Они с мужем прилетели в Мозамбик не вместе.

Когда он после ин-яза получил направление на работу в Африке, она была, как говорят, «на сносях». Пришлось ему ехать одному. Двадцать три года ему тогда было.



Они поженились в Киеве. Она была студенткой второго курса, а он заканчивал переводческое отделение. Роман их был короткий, бурный, со страстями, ссорами, разрывами и возвращениями. Потом все поменялось. Она объявила ему о беременности. К ее радости, он не испугался, принял новость спокойно:

– Ну что ж, – сказал, – значит, надо жениться.

Она не стала цепляться к «надо». А еще месяц назад обязательно прицепилась бы, вышла бы очередная ссора. Теперь она стала другой, и все у них пошло по-другому. Она сама себе удивлялась. В ней как будто другой человек проснулся. И она чувствовала, что этот человек – и есть она настоящая, и что она – женщина. Только с беременностью, с новой жизнью в себе она это узнала.

Кира красивой не была. Но была, как говорится, хорошенькой и оригинальной, что ли. В кавалерах недостатка не было. Один ухаживал всерьез, даже предложение делал. Тогда на романо-германском группы по языкам делились. И по половому признаку: мальчики – переводчики, девочки – филологи.

Иными словами, будущие учительницы. Некоторые девчонки, правда, попадали по распределению на работу в Интурист. Это было престижно и денежно. Вроде бы каждая могла «сделать такой выбор», но на самом деле все знали, что для этого надо, во-первых, иметь киевскую прописку, а во-вторых, дружить все с теми же ребятками из «большого дома».

Кира об этом не думала.

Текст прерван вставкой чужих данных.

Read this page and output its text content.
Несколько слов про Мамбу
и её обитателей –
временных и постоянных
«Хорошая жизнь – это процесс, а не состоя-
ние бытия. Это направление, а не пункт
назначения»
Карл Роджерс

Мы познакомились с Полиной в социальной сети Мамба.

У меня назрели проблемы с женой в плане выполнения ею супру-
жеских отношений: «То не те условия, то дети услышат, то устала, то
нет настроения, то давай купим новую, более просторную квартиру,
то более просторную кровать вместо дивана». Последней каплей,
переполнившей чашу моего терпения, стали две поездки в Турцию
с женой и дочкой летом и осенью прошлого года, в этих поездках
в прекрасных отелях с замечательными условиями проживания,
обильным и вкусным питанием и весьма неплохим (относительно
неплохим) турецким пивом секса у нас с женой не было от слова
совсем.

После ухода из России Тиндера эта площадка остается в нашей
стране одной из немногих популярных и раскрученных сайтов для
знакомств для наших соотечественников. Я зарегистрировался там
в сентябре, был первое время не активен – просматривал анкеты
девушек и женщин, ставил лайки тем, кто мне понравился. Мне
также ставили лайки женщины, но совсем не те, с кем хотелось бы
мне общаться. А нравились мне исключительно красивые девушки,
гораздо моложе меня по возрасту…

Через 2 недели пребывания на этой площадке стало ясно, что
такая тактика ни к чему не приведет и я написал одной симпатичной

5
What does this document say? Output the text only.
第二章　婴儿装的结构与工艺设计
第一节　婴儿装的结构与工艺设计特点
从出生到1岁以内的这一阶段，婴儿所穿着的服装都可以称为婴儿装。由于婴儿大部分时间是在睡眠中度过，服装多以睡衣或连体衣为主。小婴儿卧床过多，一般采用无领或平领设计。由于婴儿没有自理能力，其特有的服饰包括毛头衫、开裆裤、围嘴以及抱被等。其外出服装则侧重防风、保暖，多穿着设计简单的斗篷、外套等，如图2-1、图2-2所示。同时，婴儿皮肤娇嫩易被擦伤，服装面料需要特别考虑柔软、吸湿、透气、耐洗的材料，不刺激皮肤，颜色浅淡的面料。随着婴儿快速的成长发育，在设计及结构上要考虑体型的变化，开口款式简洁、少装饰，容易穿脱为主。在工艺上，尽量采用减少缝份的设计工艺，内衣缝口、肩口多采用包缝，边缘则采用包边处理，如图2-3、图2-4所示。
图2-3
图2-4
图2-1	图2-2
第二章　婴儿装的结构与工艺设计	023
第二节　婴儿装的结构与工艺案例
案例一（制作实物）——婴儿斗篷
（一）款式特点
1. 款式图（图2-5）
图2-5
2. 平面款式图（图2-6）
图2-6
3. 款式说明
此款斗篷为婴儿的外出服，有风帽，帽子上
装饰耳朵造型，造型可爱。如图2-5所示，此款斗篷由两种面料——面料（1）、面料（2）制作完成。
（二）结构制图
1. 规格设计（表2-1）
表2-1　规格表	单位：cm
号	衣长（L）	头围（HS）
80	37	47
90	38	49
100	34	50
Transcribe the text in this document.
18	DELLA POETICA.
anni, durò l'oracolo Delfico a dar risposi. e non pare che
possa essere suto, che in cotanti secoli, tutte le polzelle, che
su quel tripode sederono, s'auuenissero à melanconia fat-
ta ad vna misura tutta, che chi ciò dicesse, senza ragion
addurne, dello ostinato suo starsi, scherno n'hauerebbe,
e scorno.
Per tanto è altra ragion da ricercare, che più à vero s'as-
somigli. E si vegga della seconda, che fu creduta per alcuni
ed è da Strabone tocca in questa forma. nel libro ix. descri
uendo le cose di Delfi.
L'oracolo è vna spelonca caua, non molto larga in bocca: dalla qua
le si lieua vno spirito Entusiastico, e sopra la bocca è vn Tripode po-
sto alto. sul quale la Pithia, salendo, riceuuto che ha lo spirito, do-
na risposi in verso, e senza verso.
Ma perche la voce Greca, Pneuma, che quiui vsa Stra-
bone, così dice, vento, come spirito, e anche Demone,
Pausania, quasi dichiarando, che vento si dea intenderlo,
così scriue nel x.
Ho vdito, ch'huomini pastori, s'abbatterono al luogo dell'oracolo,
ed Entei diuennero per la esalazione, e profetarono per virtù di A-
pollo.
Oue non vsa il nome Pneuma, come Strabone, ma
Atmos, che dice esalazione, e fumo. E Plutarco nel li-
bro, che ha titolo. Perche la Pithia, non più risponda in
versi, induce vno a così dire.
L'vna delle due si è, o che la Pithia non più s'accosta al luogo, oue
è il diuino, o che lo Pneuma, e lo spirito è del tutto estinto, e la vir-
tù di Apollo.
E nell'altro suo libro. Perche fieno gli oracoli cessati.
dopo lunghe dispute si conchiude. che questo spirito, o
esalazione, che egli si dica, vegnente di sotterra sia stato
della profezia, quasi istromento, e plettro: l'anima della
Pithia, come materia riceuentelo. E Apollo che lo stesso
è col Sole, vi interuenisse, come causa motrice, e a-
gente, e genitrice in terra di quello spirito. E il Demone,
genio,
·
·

Вообще не думала, как оно все сложится дальше. Парень, тот, что предложение делал, был заботливым, неплохим, но она чувствовала – не ее судьба. Именно чувствовала и не думала об этом. Встречались и встречались. Ну и что.

Подруга, Ленка, завидовала, но без злости, и советовала не откладывать, выходить. Говорила, что киевляне на дороге не валяются. Сама Ленка приехала из маленького прикарпатского городка и мечтала выйти за киевлянина. Однажды она, покрывшись густыми красными пятнами, сказала:

– Приходи к нам в комнату к пяти, я тебя со своим парнем познакомлю.

Кира удивилась:

– Что так нервно приглашаешь? Боишься показывать?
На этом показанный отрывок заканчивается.